Katie acknowledges that it can be easy to feel overwhelmed by a big task, especially if it is left until the last minute. Breaking down bigger tasks into smaller more manageable chunks will help in managing the work you have.

You will look at ways to break tasks down in the next step.

2. Start early

It’s common to receive a recommended reading list for each course. These are the texts that will underpin a lot of the content for the module. Therefore, starting your core reading before the module begins will help you manage your time as your workload increases.

It’s common to hear people say: “I wish I had started this work earlier.” It’s less common to hear: “I really regret starting early on all the essential reading for the course.”

3. Make a To-Do List

It can be really easy to lose track of all of your social and work commitments. To-do lists are a great way to prioritise tasks that you currently have and they give you a clear picture of what needs to be completed. Similarly, a diary can be used to keep track of all your commitments.

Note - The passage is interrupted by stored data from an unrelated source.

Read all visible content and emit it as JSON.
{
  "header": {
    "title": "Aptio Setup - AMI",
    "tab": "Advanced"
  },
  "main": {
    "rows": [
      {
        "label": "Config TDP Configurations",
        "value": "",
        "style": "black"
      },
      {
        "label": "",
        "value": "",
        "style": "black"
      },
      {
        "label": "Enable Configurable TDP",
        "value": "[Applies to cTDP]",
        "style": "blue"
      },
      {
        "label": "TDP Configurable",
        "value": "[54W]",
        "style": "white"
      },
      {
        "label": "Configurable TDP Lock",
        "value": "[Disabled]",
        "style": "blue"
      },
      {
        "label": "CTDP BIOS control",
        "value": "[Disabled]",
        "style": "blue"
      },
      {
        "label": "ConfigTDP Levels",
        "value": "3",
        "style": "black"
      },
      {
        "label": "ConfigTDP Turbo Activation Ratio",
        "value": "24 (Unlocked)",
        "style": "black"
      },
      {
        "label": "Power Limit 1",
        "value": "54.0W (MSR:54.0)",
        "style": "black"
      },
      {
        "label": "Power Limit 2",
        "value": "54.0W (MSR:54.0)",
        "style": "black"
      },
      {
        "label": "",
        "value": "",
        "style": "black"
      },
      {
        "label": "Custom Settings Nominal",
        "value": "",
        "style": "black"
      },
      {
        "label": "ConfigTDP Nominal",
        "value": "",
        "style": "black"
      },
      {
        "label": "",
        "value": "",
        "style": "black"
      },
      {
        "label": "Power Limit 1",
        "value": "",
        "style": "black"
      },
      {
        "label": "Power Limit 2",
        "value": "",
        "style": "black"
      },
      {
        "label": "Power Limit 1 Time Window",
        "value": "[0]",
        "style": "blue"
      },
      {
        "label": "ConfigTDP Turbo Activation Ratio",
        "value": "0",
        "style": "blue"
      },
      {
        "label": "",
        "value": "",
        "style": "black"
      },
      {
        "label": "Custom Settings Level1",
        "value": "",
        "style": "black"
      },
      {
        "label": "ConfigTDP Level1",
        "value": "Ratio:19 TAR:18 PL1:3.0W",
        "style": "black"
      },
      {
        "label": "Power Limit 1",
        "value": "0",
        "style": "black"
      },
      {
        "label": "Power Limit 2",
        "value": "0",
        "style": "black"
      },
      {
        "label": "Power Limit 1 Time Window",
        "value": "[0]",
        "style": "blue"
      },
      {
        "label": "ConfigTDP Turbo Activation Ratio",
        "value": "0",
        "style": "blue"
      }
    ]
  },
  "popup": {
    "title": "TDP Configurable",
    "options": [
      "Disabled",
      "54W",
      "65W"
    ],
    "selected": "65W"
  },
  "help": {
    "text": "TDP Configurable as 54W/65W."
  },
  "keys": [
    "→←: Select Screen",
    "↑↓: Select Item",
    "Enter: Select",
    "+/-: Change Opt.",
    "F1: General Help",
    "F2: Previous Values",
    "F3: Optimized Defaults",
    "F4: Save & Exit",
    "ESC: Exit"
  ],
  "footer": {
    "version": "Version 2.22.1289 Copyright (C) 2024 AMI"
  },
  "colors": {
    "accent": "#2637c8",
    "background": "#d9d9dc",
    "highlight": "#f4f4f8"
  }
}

Katie suggests you could use the two minute rule:

Avatar of Katie

“You can also use the two minute rule when writing your to-do lists. I find this really helpful… if there’s a task on your list that will only take two minutes, do it there and then.” – Katie

4. Keep a work-life balance

When studying at university, it’s important to balance your time between studying, social activities and rest. There will be lots of events and activities to take part in during your time at university. It’s important to manage your time to fit in what matters to you.
“There will be lots to do, but you don’t have to do it all.” – George

5. Speak to your tutor

If you’re struggling, you can always speak to your tutor to discuss the best way to manage your time. They’ll be able to help you create an action plan to get you back on track. Remember that you’re not alone and that your tutor is there to help you.
In the video, Murtada highlights that your tutor will be from your department so they will be aware of any academic issues you may face and can suggest tailored guidance to tackle them.

Things to Consider:

  • Have you had any similar experiences when managing your time?
  • How do you currently balance your time?